À son procès à Paris, le Martiniquais Serge Letchimy défend les conditions de son départ à la retraite
La figure politique martiniquaise Serge Letchimy a défendu lundi sa "probité" à l'ouverture de son procès à Paris sur les conditions de son départ à la retraite début 2016 en tant que fonctionnaire territorial de...
La figure politique martiniquaise Serge Letchimy a défendu lundi sa "probité" à l'ouverture de son procès à Paris sur les conditions de son départ à la retraite début 2016 en tant que fonctionnaire territorial de Fort-de-France, en parallèle de son mandat de député.
Héritier politique d'Aimé Césaire, Serge Letchimy, 72 ans, est poursuivi pour recel de détournement de fonds publics aux côtés du maire de Fort-de-France Didier Laguerre, de son premier adjoint Yvon Pacquit et l'ancien directeur général des services de la collectivité. Le procès est prévu jusqu'à jeudi.
"Depuis ma rencontre avec Aimé Césaire et après 40 ans de vie politique et 33 ans en tant qu'élu, à aucun moment ma probité n'a été remise en cause. J'ai toujours eu la volonté d'une grande transparence et l'exigence d'une intégrité dans toutes mes fonctions politiques, tant au niveau national qu'au niveau local", déclare à la barre celui qui est l'un des visages les plus connus de la vie publique martiniquaise et des outre-mer français.
Le parquet national financier (PNF), basé à Paris, reproche à Serge Letchimy d'avoir été réintégré au premier trimestre 2016 dans ses fonctions d'ingénieur territorial pour la mairie de Fort-de-France pour faire valoir ses droits à la retraite anticipée, tandis qu'il exerçait le mandat de député de la 3e circonscription de Martinique.
Dans cette "violation du principe de séparation des pouvoirs et de non-cumul des emplois", la justice lui reproche d'avoir coûté à la mairie de Fort-de-France 34.000 euros de salaires et charges pendant les trois mois de sa réintégration dans l'administration locale.

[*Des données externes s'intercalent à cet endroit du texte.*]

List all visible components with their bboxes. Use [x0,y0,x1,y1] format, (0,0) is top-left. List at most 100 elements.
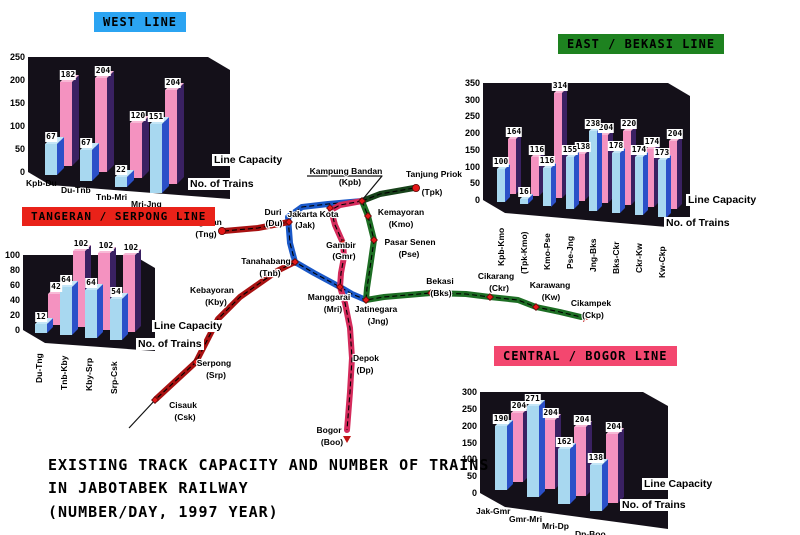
category-label: (Tpk-Kmo) [519,231,529,274]
bar-side [597,126,602,211]
map-station-label-name: Bekasi [426,276,453,286]
bar-value-label-capacity: 204 [510,401,528,412]
bar-face [495,426,507,490]
map-endpoint-marker-Tpk [411,183,420,192]
main-title-line-2: IN JABOTABEK RAILWAY [48,479,249,498]
bar-value-label-capacity: 120 [129,110,147,121]
main-title-line-1: EXISTING TRACK CAPACITY AND NUMBER OF TR… [48,456,490,474]
axis-label-no-of-trains: No. of Trains [188,178,256,190]
bar-value-label-trains: 64 [60,275,72,286]
bar-face [600,134,608,203]
map-station-label-code: (Tpk) [422,187,443,197]
map-station-label-code: (Kby) [205,297,227,307]
main-title: EXISTING TRACK CAPACITY AND NUMBER OF TR… [48,454,489,524]
y-axis-tick-label: 200 [464,128,480,139]
map-line-center-priok-line [361,187,415,202]
bar-side [135,249,141,332]
bar-value-label-trains: 155 [561,144,579,155]
map-station-label-code: (Jak) [295,220,315,230]
y-axis-tick-label: 250 [9,52,25,62]
category-label: Tnb-Kby [59,355,69,390]
bar-side [72,75,79,166]
map-station-label-code: (Kw) [542,292,561,302]
bar-side [507,420,513,490]
map-station-label-code: (Pse) [399,249,420,259]
bar-side [162,116,169,193]
bar-face [80,150,92,181]
map-line-kpb-pointer [307,175,383,200]
bar-value-label-trains: 190 [492,414,510,425]
category-label: Bks-Ckr [611,240,621,274]
map-station-marker-Jak [326,204,334,212]
bar-value-label-capacity: 116 [528,145,546,156]
map-station-label-code: (Mri) [324,304,343,314]
category-label: Kmo-Pse [542,233,552,270]
map-line-center-serpong-line [155,261,296,400]
y-axis-tick-label: 350 [464,78,480,88]
bar-value-label-trains: 173 [653,147,671,158]
map-station-label-name: Kebayoran [190,285,234,295]
bar-face [574,427,587,496]
map-station-label-name: Tanjung Priok [406,169,462,179]
map-station-label-name: Manggarai [308,292,351,302]
y-axis-tick-label: 50 [466,471,477,482]
axis-label-line-capacity: Line Capacity [212,154,285,166]
bar-side [505,163,510,202]
category-label: Du-Tnb [61,185,91,195]
map-line-serpong-tail [128,398,157,429]
bar-value-label-trains: 151 [147,111,165,122]
bar-value-label-capacity: 204 [666,129,684,140]
map-station-label-code: (Tnb) [259,268,280,278]
bar-side [617,428,624,503]
bar-value-label-capacity: 42 [50,281,62,292]
map-station-marker-Pse [370,236,378,244]
y-axis-tick-label: 0 [14,325,20,335]
bar-side [570,443,577,504]
bar-value-label-capacity: 138 [574,142,592,153]
category-label: Kpb-Kmo [496,227,506,266]
bar-value-label-trains: 64 [85,277,97,288]
bar-value-label-trains: 116 [538,155,556,166]
chart-title-central-bogor-line: CENTRAL / BOGOR LINE [494,346,677,366]
category-label: Pse-Jng [565,235,575,269]
map-line-center-east-line [361,200,582,318]
bar-side [551,162,556,207]
bar-face [635,157,643,216]
bar-face [508,139,516,194]
category-label: Mri-Dp [542,521,569,531]
map-station-label-code: (Jng) [368,316,389,326]
map-station-label-name: Kampung Bandan [310,166,383,176]
bar-face [543,167,551,207]
chart-tangerang-serpong-line: TANGERAN / SERPONG LINE 0 20 40 60 80 100 42 12… [5,203,265,408]
bar-face [45,144,57,175]
bar-face [497,168,505,202]
bar-value-label-trains: 67 [45,132,57,143]
bar-value-label-trains: 162 [555,437,573,448]
plot-area-east: 0 50 100 150 200 250 300 350 164 100 116 16 314 116 13… [452,26,800,288]
map-station-label-code: (Kmo) [389,219,414,229]
axis-label-no-of-trains: No. of Trains [136,338,204,350]
map-station-marker-Mri [336,283,344,291]
category-label: Ckr-Kw [634,243,644,273]
bar-value-label-trains: 271 [524,393,541,404]
bar-value-label-capacity: 102 [122,243,140,254]
map-station-label-name: Depok [353,353,379,363]
chart-central-bogor-line: CENTRAL / BOGOR LINE 0 50 100 150 200 250 300 2… [450,340,800,535]
bar-value-label-trains: 12 [35,312,47,322]
bar-value-label-trains: 54 [110,287,122,298]
y-axis-tick-label: 100 [4,250,20,260]
bar-value-label-capacity: 182 [59,70,77,81]
map-station-marker-Csk [151,396,159,404]
axis-label-line-capacity: Line Capacity [686,194,759,206]
bar-value-label-capacity: 102 [97,241,115,252]
y-axis-tick-label: 50 [14,144,25,154]
bar-side [516,134,521,194]
map-station-marker-Gmr [339,239,347,247]
bar-value-label-trains: 67 [80,138,92,149]
bar-face [566,156,574,209]
map-station-marker-Jng [362,296,370,304]
bar-value-label-trains: 100 [492,156,510,167]
category-label: Du-Tng [34,353,44,383]
map-station-label-code: (Kpb) [339,177,361,187]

Serge Letchimy est également accusé d'avoir indûment perçu 67.000 euros d'incitation financière au départ à la retraite et 97.000 euros de pensions de retraite entre avril 2016 et mars 2019.
Convoqué à la barre pour son interrogatoire de personnalité en ce premier jour d'audience, Serge Letchimy remet en contexte son départ à la retraite. Après sa défaite au second tour des régionales de 2015, il dit avoir envisagé un temps d'abandonner la politique et de partir dans le secteur privé.
Personnage de roman
"Je n'ai jamais demandé à être réintégré au sein de la municipalité pour occuper une fonction. J'ai seulement demandé la possibilité d'exercer mon droit de départ à la retraite. Ensuite, j'ai suivi la procédure qui m'a été indiquée", affirme-t-il.
L'ex-député au casier judiciaire vierge se défend d'avoir exercé la moindre activité à cette occasion, ni même d'avoir demandé paiement de son salaire durant les trois mois de sa réintégration dans la fonction publique territoriale.
"C'est une réintégration administrative et tout de suite mise en congés. Lorsque j'ai reçu un premier virement, j'ai tout de suite appelé (le directeur général des services) et j'ai dit +qu'est-ce que c'est que ça ?+. On m'a répondu que c'était obligatoire."
Adoubé très tôt par Aimé Césaire, le père de la "négritude", Serge Letchimy a connu une trajectoire constamment ascendante: maire de la "capitale" martiniquaise de 2001 à 2010, député de 2007 à 2021, président de la Région en 2010 puis, en 2021, président de la toute jeune Collectivité territoriale de Martinique.
A l'Assemblée, ce bon orateur s'était fait un nom à travers plusieurs séquences politiques marquantes. En 2012, son interpellation très vive du ministre de l'Intérieur Claude Guéant après des propos sur la hiérarchie supposée des civilisations avait provoqué la sortie de l'hémicycle du gouvernement Fillon et de l'ensemble de la majorité, un épisode rarissime sous la Ve République.
En 2011, il avait été le rapporteur d'une loi sur l'habitat indigne en outre-mer. Rien de surprenant pour cet urbaniste de formation qui a contribué à la réhabilitation de l'emblématique quartier Texaco à Fort-de-France, un ancien bidonville squatté par des familles pauvres d'origine rurale.
Un épisode de l'histoire de la Martinique rendu célèbre par le roman "Texaco" de Patrick Chamoiseau, prix Goncourt 1992, dans lequel Serge Letchimy était mis en scène dans le rôle - réel - d'un urbaniste accueilli très froidement par les habitants.
Le calendrier judiciaire tombe en outre au plus mal pour Serge Letchimy qui risque l'inéligibilité, alors que l'élu est en plein chantier pour préparer les évolutions institutionnelles de l'île.